Soviet President Mikhail Gorbachev and his wife Raisa at a polling station in Moscow on March 26, 1989
When the Soviet system began to fall apart, Gorbachev refused to use force to hold it together © AP

Mikhail Gorbachev wasn’t the most impressive Russian I have met. That was Andrei Sakharov, the dissident nuclear physicist who campaigned bravely and tirelessly for human rights in the Soviet Union. Yet I would never have had the opportunity to know Sakharov, who died in 1989, if Gorbachev had not freed him from internal exile three years earlier.

The greatness of Gorbachev, who died on Tuesday, consisted in such acts. Under his rule, which lasted less than seven years, Russia became freer than at any time in its modern history. Without him, central and eastern Europe might have regained its independence at some point, but not as quickly nor as peacefully as the region did in 1989.

When Gorbachev came to power as Soviet communist party leader in March 1985, I was living in Moscow, working for Reuters news agency. Across the vast country of 11 time zones, the prisons and labour camps still held critics of Soviet power, though millions fewer than in Joseph Stalin’s time.

Not much changed in Gorbachev’s first 18 months in office. The brother of one of my close Russian friends was sentenced in 1986 to three years in a strict-regime Siberian labour camp for wanting to emigrate rather than do military service. When their father protested in Moscow’s Pushkin Square, he was arrested and put in a psychiatric clinic.

Sakharov had been banished in 1980 to Gorky, a city then closed to foreigners, for denouncing the Soviet invasion of Afghanistan. Gorbachev ordered his release, thinking Sakharov could assist him in opening up and modernising life in Russia. But Sakharov was much too independent-minded to serve as Gorbachev’s cheerleader.

Despite fierce conservative opposition, Sakharov was elected in 1989 to the Congress of People’s Deputies, a new legislature set up by Gorbachev. One day, when Sakharov gave a speech proposing radical constitutional reform, Gorbachev, who was presiding over the session, tried to shut him up by turning off his microphone. That was the other side of Gorbachev. He never quite adapted to the rough-and-tumble of democratic politics that his own reforms spurred on.

The historian Ronald Grigor Suny once astutely observed that Gorbachev “desired to be both Martin Luther and the Pope, both radical reformer and preserver of what might be maintained”. If success meant keeping the Soviet Union intact while transforming it into a politically free, economically prosperous society, then Gorbachev failed. But it was an honourable failure, because when the Soviet system began to fall apart, he refused to use mass violence to hold it together.

In his early years, his strongest supporters were among the intelligentsia. Readers of the Soviet press, film-goers and television viewers were excited to discover what banned work of literature was now available or what crimes of Stalin were being exposed.

I recall coming across an excerpt from Vladimir Nabokov’s memoirs, published for the first time in the Soviet Union — of all places, in an obscure chess magazine. Censorship was still at work: the excerpt omitted a passage in which Nabokov mocked what he called the “mechanical” Soviet method of devising chess problems. Towards the end of Gorbachev’s rule, however, nothing was off limits.

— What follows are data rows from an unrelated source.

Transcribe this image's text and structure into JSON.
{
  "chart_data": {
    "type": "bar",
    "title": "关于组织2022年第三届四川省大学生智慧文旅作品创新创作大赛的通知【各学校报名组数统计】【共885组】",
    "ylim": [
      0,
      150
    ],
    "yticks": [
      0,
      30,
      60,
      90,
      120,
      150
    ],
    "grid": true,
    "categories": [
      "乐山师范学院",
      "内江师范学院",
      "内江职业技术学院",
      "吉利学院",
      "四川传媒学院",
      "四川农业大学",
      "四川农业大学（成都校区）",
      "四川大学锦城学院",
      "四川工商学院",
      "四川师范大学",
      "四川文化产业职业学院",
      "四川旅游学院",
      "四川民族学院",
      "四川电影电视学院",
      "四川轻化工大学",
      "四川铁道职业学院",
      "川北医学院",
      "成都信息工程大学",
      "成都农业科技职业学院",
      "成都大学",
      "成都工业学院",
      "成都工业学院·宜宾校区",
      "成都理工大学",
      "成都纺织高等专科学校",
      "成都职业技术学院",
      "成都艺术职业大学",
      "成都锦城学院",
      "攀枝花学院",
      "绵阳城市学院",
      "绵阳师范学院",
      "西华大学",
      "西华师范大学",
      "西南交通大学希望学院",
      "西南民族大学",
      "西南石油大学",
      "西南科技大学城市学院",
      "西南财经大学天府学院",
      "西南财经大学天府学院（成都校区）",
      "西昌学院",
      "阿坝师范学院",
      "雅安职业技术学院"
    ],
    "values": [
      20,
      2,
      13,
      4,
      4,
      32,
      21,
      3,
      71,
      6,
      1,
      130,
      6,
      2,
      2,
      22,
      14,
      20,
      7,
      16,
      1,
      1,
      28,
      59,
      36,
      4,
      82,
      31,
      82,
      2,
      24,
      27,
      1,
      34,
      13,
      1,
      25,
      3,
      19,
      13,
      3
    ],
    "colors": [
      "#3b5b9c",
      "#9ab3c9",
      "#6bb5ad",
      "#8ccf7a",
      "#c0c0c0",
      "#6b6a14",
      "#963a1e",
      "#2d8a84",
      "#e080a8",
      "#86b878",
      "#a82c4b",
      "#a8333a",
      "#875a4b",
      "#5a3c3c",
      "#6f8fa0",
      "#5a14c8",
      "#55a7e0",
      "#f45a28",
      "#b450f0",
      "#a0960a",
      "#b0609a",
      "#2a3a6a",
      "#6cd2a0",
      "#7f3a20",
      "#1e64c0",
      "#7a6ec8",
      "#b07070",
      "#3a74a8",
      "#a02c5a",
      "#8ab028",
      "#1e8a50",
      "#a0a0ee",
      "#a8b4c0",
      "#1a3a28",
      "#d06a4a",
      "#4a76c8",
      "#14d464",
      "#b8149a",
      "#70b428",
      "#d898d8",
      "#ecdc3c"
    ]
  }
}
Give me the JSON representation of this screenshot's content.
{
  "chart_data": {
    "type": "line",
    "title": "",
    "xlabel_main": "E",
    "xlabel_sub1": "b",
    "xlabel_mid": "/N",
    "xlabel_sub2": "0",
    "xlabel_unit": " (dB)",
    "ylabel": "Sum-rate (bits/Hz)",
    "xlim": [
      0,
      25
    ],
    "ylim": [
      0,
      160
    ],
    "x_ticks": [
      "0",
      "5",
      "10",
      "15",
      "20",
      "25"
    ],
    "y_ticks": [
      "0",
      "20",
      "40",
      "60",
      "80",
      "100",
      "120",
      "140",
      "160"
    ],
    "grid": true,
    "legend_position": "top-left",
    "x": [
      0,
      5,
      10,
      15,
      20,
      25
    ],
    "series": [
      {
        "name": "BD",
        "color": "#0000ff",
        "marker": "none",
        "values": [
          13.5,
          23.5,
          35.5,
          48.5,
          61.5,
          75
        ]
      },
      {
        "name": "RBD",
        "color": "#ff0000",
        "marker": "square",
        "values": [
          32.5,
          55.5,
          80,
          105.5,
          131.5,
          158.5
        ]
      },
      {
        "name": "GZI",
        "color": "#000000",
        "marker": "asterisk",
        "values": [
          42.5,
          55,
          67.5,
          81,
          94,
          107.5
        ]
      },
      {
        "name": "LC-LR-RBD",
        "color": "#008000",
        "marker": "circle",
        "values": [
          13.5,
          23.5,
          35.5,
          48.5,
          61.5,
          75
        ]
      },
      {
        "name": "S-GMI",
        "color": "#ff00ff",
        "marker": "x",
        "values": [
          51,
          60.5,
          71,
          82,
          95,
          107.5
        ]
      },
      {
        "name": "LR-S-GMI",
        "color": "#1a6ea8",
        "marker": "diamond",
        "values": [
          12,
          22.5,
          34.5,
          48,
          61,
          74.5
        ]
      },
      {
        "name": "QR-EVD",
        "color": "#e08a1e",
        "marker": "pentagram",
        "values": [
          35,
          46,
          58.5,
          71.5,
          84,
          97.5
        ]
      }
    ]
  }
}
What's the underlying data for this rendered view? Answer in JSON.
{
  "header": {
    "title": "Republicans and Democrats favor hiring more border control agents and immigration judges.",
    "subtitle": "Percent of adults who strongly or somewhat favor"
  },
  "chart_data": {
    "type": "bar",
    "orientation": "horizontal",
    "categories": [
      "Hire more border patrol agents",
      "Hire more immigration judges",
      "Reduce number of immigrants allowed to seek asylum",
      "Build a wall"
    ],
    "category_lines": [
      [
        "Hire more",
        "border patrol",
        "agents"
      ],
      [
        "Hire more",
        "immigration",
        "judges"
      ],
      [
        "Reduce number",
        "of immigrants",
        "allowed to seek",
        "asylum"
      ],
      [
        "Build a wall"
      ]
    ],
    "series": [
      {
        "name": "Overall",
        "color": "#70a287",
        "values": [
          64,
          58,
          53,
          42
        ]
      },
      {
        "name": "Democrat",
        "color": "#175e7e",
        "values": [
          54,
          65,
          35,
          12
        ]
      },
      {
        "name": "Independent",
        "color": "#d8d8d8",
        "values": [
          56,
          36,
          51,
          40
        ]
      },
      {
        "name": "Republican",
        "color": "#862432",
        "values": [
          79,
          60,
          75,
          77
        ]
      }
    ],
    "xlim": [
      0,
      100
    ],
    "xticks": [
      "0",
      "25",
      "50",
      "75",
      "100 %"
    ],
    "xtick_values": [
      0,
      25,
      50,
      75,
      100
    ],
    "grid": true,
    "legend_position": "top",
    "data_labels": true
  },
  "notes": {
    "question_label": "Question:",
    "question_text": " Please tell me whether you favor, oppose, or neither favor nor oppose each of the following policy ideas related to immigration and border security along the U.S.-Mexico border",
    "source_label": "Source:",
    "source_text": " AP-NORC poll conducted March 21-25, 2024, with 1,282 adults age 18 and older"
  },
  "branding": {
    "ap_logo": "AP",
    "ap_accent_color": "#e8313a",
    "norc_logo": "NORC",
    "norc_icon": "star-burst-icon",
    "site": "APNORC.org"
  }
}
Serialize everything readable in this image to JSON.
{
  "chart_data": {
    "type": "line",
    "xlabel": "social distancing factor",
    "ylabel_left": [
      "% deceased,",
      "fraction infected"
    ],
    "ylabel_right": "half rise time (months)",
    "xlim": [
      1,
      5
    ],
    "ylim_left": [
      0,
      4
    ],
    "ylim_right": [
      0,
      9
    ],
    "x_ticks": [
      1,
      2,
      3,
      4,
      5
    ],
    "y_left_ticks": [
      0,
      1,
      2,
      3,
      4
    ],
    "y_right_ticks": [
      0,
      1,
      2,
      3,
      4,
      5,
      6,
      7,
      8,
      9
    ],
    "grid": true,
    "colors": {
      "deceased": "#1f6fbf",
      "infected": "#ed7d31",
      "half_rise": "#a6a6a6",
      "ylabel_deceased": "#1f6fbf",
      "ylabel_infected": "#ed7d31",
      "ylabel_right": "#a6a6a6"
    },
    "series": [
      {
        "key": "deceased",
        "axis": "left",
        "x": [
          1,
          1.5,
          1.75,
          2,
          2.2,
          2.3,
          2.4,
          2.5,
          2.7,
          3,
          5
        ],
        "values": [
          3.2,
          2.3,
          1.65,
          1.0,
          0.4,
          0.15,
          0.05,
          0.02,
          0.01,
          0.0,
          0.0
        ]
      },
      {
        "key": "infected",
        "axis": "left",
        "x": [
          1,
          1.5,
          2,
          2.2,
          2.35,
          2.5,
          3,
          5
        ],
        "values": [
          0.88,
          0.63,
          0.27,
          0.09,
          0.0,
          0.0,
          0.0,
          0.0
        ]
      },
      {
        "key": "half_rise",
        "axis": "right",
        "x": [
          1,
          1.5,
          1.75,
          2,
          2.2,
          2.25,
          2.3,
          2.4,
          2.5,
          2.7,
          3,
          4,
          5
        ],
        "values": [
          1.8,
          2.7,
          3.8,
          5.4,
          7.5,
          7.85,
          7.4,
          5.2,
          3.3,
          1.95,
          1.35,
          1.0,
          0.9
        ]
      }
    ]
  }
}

Until the late 1980s, Gorbachev displayed skill in outmanoeuvring his opponents. In May 1987 Matthias Rust, a West German teenager, piloted a plane from Helsinki to Moscow, flying through the vaunted Soviet air defences and landing his Cessna light aircraft on Red Square. Gorbachev exploited the embarrassing incident to sack the Soviet defence minister and reorganise the military command.

I covered Rust’s trial in the Soviet Supreme Court, in which he was found guilty of “malicious hooliganism”. The fact that some western reporters could attend the trial, conducted in Russian and German, marked the new openness of Gorbachev’s time.

As a proponent of economic reform, Gorbachev said much but achieved little. Far-reaching change, while keeping the Soviet power structures intact, was probably impossible. But tinkering with the state-run economy as he did just made matters worse. The Soviet public never forgave him.

Yet in the end we should be grateful that he turned out not to have the “iron teeth” with which Andrei Gromyko credited him when he proposed Gorbachev’s election to the party leadership in 1985. If Russia ever again has such a humane, decent and non-violent man as its leader, it will be a fortunate country.